Patron du meeting Athletissima (dont la 34e édition a lieu le 7 juillet 2009), Jacky Delapierre est sans conteste l’une des figures les plus influentes du sport lausannois. Homme de convictions et d’amitiés, il a placé Lausanne sur la carte de l’athlétisme mondial.
L'unique différence entre un fou et moi, c'est que moi je ne suis pas fou. Cette phrase de Salvador Dali s’adapte parfaitement à la personnalité de Jacky Delapierre, «Monsieur athlétisme» à Lausanne. Lorsqu’il décide d’organiser une réunion au stade de Coubertin en 1977, peu de gens croient en son projet. «On me traitait de fou», glisse-t-il avec le sourire du type qui sait qu’il a eu raison. Un homme y croit pourtant. Juan Antonio Samaranch, alors président du CIO. «Il m’a toujours soutenu», appuie Jacky Delapierre.
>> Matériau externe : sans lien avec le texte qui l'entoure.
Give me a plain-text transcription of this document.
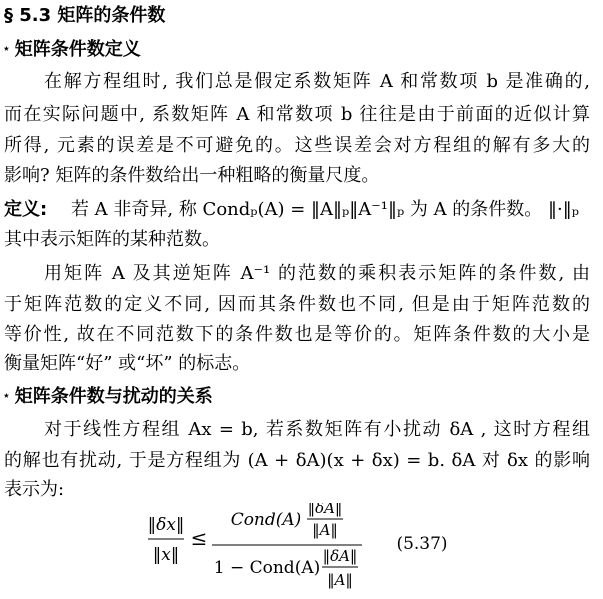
§ 5.3 矩阵的条件数
⋆ 矩阵条件数定义
在解方程组时, 我们总是假定系数矩阵 A 和常数项 b 是准确的,
而在实际问题中, 系数矩阵 A 和常数项 b 往往是由于前面的近似计算
所得, 元素的误差是不可避免的。这些误差会对方程组的解有多大的
影响? 矩阵的条件数给出一种粗略的衡量尺度。
定义: 若 A 非奇异, 称 Condₚ(A) = ‖A‖ₚ‖A⁻¹‖ₚ 为 A 的条件数。 ‖·‖ₚ
其中表示矩阵的某种范数。
用矩阵 A 及其逆矩阵 A⁻¹ 的范数的乘积表示矩阵的条件数, 由
于矩阵范数的定义不同, 因而其条件数也不同, 但是由于矩阵范数的
等价性, 故在不同范数下的条件数也是等价的。矩阵条件数的大小是
衡量矩阵“好” 或“坏” 的标志。
⋆ 矩阵条件数与扰动的关系
对于线性方程组 Ax = b, 若系数矩阵有小扰动 δA , 这时方程组
的解也有扰动, 于是方程组为 (A + δA)(x + δx) = b. δA 对 δx 的影响
表示为:
‖δx‖
‖x‖
≤
Cond(A)
‖δA‖
‖A‖
1 − Cond(A)
‖δA‖
‖A‖
(5.37)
Le 8 juillet 1977, Coubertin accueille son premier meeting et son lot de médaillés olympiques. Une pluie diluvienne s’abat sur Lausanne ce soir-là, empêchant la bonne tenue de la manifestation. Mais les coureurs sont sous le charme et acceptent de revenir au mois d’août dans de meilleures conditions. Athletissima entre dans la cour des meetings par la grande porte. Jacky Delapierre, à tout juste vingt-cinq ans, a réussi son pari.
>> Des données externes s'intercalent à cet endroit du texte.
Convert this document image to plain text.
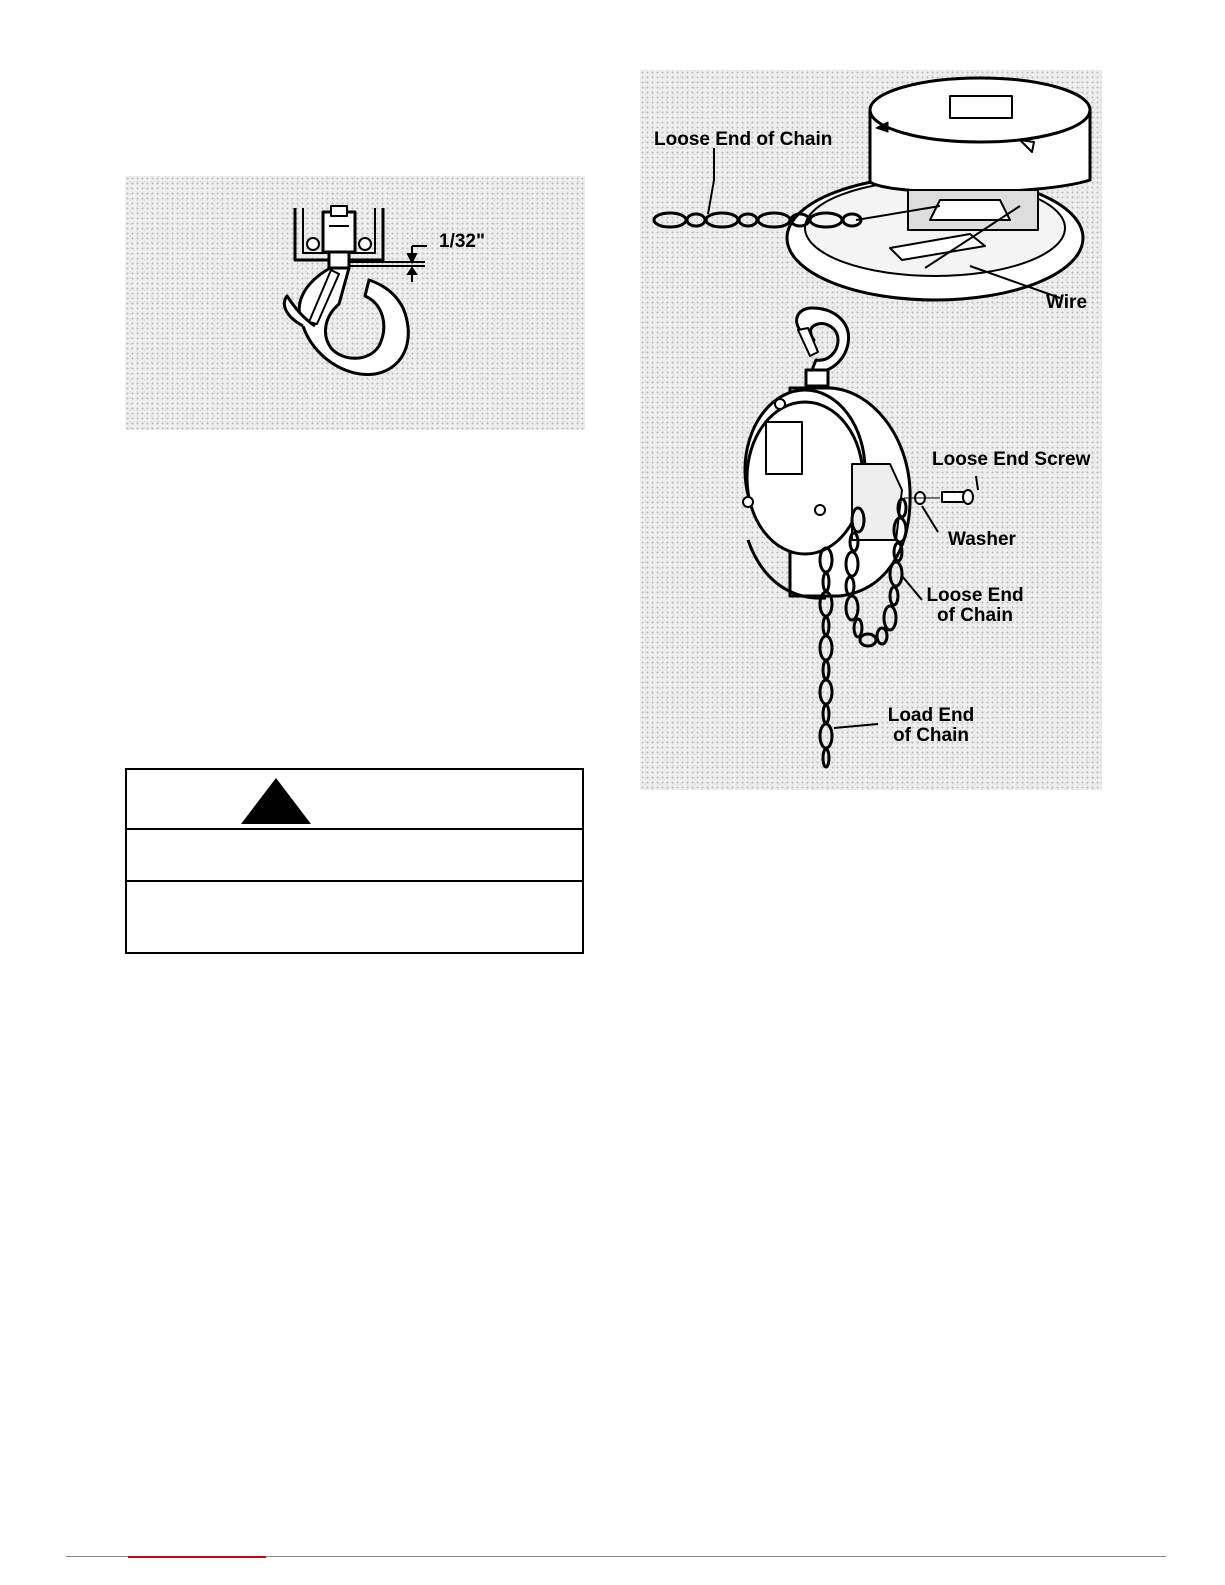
1/32"
Loose End of Chain
Wire
Loose End Screw
Washer
Loose End
of Chain
Load End
of Chain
«Vitrine de Lausanne à l’étranger, Athletissima jouit d’une valeur inestimable aux yeux de la Ville qui en est consciente.»
Patron à l’ancienne
Une trentaine d’éditions plus tard et à quelques encablures de la cuvée 2009, Jacky Delapierre n’a pas changé son mode de fonctionnement. Le monde de l’athlétisme s’est professionnalisé, le dopage s’est institutionnalisé, les cachets des athlètes ont flambé, mais Jacky Delapierre demeure le même. Patron de meeting à l’ancienne, il favorise le contact humain et va voir les athlètes pour leur demander personnellement de venir courir à Lausanne. «Usain Bolt revient à Lausanne cette année et je peux garantir que ce n’est pas une question d’argent. Quand il a vu le calendrier, il a dit qu’il voulait venir à Lausanne malgré des meetings extrêmement cotés avant et après le 7 juillet. On l’a découvert en 2002 et il est déjà venu à quatre reprises à la Pontaise.» Mais Jacky Delapierre ne pense pas qu’à Bolt. Car si les stars assurent les rentrées spectateurs, il faut travailler une année entière pour mettre sur pieds une organisation pareille.
Un mot d’ordre: fidélité
A la tête du comité d’organisation depuis plus de trente ans, l’homme a l’amitié fidèle. «Disons que c’est vrai que plusieurs membres du comité en font partie depuis le début. Et ceux qui partent le font parce qu’ils changent d’orientation professionnelle.» Vitrine de Lausanne à l’étranger, Athletissima jouit d’une valeur inestimable aux yeux de la Ville. «Qui en est consciente», précise-t-il.
Fonceur né, Jacky s’appelle Delapierre mais pourrait volontiers se rebaptiser Delaterre: «Je suis issu d’une famille ouvrière et je me sens profondément terrien. Il ne faut jamais oublier d’où l’on vient et privilégier la relation humaine.» A Lausanne, il aime aller boire un pot au Grütli et déambuler dans les étals du marché de la Riponne le samedi matin. A 56 ans, mû par une passion qui ne s’est pas effilochée avec le temps, Jacky Delapierre continue de penser à l’avenir. Le sien bien sûr. Et puis celui de sa ville. Bien sûr.